Johnson’s legacy goes far beyond her remarkable achievements in the field of mathematics and aerospace engineering. She broke down barriers of gender and race, showing that brilliance knows no boundaries. Her story inspired countless young women and people of color to pursue careers in science, technology, engineering, and mathematics (STEM).

In 2015, Katherine Johnson’s incredible journey was brought to the forefront with the release of the film “Hidden Figures,” which depicted the untold story of her and her fellow African American female colleagues at NASA. The film shed light on the challenges they faced and the immense contributions they made to the space program.

Katherine Johnson’s numerous accolades include the Presidential Medal of Freedom, awarded to her by President Barack Obama in 2015, and the naming of a research facility at NASA’s Langley Research Center in her honor. These honors reflect the profound impact she had on the world of science and the importance of her legacy.

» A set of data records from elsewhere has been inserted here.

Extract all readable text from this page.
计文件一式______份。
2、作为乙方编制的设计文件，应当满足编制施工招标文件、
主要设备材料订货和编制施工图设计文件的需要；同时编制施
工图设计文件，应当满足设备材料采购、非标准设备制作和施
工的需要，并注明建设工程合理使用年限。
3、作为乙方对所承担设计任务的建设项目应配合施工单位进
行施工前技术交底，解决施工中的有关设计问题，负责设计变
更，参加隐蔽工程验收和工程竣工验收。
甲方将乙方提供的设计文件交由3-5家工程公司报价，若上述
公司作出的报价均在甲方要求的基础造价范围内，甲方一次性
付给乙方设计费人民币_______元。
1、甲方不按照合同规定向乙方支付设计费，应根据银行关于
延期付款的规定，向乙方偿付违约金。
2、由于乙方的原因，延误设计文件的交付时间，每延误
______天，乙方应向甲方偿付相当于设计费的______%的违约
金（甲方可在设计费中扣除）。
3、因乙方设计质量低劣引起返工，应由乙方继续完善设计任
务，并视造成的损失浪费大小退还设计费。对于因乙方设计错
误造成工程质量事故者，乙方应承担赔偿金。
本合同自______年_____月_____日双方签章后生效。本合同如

As BTSG celebrates Black History Month, we must remember and honor trailblazers like Katherine Johnson, whose dedication and brilliance helped to shape the course of history. Her story serves as a reminder that barriers can be broken, and dreams can be achieved, regardless of one’s background. Katherine Johnson’s life and achievements continue to inspire generations of young minds to reach for the stars and to never give up on their dreams.